2021年12月19日日曜日

発明を寝かせる

今はやっておりませんが、以前は個人発明家の相談業務をしていたことがありました。

発明相談では、発明の特許性のアドバイスや明細書の書き方アドバイスをするのですが、もちこまれる内容は様々でした。

私は、特許性の判断はできるのですが、実際の製品化については良いアドバイスができず、困ることが多かったです。

発明としては、それなりのレベルが多いのですが、はたして売れるのだろうか?とか、特許出願に費用をかけても果たして回収できるのだろうか?、という疑念が多かったです。

例えば、とてもメカニカルなスピーカーについて相談を受けたことがあるのですが、発明としてはかなりのレベルなのですが、今は音楽はヘッドフォンで聞くことが多く、スピーカーの需要は以前ほどないと思いますし、メカニカルなことから、スピーカー自体の価格も高額になることが予想されます。

そうしますと、発明としては問題ないのですが、市場性には問題がある、ということになります。

発明相談の場でもそういう話を簡単に議論しますが、そもそも答えのない話ですし、あまり追及して発明をつぶしてしまうことも問題ですので、課題の提示のみで議論は終了することになります。

こういう場合どうすればいいのか考えてみましたが、一つの考えとして、特許権だけはとっておいて、発明を寝かせておき、状況が変化したら製品化してみてはどうか、と思いましたがいかがでしょう?

そもそも製品がヒットする条件としては、製品としてよいこともありますが、むしろ、外部環境の変化にたまたま適合したというものも多いと思います。

例えるなら、春を待って冬眠する熊のようなイメージとなります。

先ほどのスピーカも、例えば、日本人の多くが防音の効いた立派な家に住むようになり、筐体をガラス製としてメカ部分をシースルーにしてインテリア性を高めつつ、スピーカーで音楽を聴くような状況になれば、売れる可能性が高まります。

特許権の存続期間は20年あり、冬眠期間をしばらくとれますので、外部環境の変化を待つ時間が取れます。
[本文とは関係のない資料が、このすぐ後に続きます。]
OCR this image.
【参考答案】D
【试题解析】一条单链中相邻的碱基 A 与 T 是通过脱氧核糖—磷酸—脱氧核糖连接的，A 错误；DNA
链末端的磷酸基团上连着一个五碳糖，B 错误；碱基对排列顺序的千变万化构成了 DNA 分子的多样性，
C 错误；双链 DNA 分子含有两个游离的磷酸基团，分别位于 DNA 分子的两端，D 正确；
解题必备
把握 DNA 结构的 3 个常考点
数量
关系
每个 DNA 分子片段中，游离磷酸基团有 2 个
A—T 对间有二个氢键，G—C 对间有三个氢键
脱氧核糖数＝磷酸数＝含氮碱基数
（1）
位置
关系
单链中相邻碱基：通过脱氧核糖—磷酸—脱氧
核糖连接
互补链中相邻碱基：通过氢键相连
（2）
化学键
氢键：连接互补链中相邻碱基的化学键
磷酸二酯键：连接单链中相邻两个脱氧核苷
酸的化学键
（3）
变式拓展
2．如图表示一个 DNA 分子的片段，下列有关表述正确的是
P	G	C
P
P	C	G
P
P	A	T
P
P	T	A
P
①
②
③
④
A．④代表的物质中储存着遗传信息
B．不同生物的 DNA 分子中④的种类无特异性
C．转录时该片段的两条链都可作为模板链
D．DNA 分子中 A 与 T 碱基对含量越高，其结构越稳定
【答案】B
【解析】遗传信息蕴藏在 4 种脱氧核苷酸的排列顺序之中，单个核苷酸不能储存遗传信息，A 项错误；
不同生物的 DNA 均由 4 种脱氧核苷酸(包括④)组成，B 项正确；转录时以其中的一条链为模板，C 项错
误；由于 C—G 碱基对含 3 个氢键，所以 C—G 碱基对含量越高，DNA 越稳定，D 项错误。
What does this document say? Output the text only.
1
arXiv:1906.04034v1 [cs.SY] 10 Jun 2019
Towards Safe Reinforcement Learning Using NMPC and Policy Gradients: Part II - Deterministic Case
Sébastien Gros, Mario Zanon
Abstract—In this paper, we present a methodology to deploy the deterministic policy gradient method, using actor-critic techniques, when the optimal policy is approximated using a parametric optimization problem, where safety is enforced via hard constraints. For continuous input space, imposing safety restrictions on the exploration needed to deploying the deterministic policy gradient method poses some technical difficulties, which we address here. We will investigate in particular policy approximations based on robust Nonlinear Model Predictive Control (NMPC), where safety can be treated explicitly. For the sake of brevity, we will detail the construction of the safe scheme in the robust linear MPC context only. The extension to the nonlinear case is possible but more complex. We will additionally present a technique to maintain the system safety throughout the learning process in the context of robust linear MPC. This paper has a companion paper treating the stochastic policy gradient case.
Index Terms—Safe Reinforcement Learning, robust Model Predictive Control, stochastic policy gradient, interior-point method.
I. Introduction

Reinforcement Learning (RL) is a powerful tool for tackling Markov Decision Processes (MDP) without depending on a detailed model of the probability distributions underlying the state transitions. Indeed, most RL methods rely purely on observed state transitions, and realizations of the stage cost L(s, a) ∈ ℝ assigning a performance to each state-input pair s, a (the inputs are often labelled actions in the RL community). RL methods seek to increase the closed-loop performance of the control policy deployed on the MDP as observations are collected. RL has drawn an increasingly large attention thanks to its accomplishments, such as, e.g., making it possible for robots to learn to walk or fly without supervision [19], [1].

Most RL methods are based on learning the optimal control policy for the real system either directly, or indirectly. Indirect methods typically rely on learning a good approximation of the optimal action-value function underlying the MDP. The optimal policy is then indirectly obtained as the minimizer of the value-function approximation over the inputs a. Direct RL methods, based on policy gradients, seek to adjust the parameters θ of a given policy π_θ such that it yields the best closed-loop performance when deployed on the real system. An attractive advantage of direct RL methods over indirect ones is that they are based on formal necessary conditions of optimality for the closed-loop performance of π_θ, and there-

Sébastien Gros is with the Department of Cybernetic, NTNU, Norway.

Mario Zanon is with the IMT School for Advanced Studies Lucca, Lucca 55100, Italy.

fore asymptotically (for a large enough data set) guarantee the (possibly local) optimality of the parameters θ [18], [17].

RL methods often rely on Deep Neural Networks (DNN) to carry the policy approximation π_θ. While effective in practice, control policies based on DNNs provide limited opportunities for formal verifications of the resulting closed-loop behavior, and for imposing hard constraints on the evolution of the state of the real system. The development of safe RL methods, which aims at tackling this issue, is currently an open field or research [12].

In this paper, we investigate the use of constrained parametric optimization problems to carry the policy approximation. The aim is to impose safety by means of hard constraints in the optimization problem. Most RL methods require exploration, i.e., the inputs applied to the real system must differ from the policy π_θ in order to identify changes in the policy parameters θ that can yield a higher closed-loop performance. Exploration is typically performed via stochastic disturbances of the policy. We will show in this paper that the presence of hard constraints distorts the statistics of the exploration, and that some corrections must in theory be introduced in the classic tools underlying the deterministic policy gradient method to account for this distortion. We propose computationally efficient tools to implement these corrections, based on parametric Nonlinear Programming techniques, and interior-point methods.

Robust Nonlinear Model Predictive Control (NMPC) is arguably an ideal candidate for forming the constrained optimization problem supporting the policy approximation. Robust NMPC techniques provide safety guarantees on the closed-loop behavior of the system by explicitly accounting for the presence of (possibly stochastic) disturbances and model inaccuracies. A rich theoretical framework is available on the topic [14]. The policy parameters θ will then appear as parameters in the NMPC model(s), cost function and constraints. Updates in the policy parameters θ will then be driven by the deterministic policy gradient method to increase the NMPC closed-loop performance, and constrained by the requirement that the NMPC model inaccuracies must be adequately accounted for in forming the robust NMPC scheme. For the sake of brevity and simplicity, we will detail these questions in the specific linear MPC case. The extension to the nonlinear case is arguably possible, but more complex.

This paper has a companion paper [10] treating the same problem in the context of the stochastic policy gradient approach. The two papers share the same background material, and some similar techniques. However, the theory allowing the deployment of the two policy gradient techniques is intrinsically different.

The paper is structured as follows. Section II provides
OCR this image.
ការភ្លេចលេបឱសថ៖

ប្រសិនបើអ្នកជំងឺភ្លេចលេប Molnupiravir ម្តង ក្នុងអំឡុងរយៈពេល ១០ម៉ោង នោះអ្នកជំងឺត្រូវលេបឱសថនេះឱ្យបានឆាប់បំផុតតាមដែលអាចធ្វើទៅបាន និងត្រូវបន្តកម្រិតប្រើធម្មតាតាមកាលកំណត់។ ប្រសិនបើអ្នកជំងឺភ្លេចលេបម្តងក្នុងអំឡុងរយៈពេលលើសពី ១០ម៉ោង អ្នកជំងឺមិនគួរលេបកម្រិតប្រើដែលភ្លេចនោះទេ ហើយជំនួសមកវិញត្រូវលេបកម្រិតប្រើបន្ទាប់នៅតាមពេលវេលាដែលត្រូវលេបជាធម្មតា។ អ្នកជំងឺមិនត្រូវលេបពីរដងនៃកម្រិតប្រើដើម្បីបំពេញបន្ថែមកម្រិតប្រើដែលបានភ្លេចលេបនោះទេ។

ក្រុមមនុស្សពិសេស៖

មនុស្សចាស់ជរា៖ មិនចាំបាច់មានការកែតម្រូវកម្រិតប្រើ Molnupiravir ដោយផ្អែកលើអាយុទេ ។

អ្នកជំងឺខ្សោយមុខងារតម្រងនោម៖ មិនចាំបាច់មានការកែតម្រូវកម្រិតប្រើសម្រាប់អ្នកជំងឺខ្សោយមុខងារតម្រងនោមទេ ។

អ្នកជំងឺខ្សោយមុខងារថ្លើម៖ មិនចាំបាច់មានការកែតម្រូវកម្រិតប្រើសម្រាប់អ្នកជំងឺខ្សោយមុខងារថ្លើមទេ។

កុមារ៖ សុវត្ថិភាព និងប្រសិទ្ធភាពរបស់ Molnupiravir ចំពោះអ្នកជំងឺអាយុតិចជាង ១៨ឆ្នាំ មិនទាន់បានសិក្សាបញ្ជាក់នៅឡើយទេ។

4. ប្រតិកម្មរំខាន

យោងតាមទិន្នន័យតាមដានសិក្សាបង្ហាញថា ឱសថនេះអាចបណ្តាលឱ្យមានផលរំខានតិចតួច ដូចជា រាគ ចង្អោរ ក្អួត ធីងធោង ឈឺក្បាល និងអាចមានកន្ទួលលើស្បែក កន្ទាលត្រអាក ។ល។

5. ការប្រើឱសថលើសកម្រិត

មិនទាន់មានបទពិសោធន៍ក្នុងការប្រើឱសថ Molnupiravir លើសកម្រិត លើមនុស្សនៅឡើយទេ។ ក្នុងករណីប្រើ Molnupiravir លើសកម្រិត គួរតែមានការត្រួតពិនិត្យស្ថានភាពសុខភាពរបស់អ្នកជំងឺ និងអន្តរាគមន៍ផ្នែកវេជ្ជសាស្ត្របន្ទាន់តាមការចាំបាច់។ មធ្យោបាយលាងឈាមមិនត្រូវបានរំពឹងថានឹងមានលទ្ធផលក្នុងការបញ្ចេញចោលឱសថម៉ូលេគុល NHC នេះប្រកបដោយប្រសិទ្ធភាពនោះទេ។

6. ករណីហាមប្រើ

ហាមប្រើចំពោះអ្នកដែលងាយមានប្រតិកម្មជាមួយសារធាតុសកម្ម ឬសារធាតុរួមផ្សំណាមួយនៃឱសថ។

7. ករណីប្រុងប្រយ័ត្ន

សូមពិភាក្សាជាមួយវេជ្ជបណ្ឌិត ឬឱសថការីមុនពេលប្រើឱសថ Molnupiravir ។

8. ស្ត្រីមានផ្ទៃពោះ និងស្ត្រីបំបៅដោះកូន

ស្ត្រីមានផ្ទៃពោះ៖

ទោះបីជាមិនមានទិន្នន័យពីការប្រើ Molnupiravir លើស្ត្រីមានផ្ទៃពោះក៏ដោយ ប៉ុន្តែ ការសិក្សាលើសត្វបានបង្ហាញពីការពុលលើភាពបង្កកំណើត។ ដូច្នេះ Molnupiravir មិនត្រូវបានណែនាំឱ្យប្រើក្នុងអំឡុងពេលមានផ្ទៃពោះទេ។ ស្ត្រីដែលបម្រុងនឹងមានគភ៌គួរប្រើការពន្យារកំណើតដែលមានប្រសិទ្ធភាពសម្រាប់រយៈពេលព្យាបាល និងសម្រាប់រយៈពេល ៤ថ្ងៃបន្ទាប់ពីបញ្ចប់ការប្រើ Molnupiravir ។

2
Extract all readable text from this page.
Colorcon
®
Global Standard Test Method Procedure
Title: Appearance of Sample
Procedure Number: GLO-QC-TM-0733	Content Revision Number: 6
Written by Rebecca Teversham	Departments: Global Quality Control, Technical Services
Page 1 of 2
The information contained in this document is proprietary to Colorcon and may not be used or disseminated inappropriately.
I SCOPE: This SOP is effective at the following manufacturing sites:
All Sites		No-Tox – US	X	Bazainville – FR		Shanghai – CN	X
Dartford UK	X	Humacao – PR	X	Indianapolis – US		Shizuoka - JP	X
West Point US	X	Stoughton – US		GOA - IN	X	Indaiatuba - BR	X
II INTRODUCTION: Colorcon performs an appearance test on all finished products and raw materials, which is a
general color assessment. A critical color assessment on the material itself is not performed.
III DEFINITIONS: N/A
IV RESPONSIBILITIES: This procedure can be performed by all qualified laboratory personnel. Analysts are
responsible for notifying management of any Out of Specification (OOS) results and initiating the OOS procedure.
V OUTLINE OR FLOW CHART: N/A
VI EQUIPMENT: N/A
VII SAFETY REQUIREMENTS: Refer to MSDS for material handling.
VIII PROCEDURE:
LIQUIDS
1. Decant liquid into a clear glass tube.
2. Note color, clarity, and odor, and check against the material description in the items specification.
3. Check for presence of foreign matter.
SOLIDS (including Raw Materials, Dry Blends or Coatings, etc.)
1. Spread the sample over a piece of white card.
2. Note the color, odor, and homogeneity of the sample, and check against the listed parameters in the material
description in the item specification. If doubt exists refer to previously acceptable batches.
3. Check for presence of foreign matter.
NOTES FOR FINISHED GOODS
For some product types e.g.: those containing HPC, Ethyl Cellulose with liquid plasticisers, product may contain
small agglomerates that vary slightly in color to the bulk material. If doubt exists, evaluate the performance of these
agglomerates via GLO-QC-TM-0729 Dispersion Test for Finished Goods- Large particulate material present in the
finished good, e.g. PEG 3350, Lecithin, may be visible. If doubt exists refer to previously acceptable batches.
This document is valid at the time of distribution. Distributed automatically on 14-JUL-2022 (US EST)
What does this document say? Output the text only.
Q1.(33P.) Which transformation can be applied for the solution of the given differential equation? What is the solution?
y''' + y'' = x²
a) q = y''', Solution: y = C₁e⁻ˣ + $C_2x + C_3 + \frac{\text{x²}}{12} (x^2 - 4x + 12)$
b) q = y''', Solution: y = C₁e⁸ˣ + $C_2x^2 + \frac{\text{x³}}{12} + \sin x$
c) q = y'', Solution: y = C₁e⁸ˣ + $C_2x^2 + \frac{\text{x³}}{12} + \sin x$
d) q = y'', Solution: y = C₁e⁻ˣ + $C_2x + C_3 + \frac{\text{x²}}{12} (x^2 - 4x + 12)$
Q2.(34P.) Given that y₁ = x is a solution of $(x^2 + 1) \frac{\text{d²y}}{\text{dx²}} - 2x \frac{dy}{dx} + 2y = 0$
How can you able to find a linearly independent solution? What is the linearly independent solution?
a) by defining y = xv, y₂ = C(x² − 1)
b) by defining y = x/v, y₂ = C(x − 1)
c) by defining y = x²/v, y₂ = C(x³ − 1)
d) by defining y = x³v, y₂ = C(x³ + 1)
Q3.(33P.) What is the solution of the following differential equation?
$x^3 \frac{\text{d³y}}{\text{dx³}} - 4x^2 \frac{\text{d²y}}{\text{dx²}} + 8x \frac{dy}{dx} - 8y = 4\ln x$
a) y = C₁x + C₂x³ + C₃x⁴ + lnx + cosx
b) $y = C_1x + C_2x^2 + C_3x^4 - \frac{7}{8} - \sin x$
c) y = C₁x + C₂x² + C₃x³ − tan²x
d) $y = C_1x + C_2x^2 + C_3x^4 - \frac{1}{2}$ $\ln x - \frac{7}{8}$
もちろん待つだけではなく、営業活動や製品の改良を進めることでもよいです。

現実的な冬眠期間は10年となりますでしょうか。10年を超えますと権利維持費用が高額になりますし、存続期間の残りが少なくなりますと、特許により得られる利益額も少なくなります。

技術の変化は激しいですから10年あれば見切りをつける期間としても十分なのではないでしょうか。 

この作戦のよいところは、特許権があれば他社は参入できませんので、10年の猶予期間ができることにあります。そういう意味では将来の事業化可能性を特許権により確保できることがメリットとなります。

ということで、事業化の見込みが見通せない場合には、ひとまず特許を使って発明を寝かせてみてはいかがでしょうか。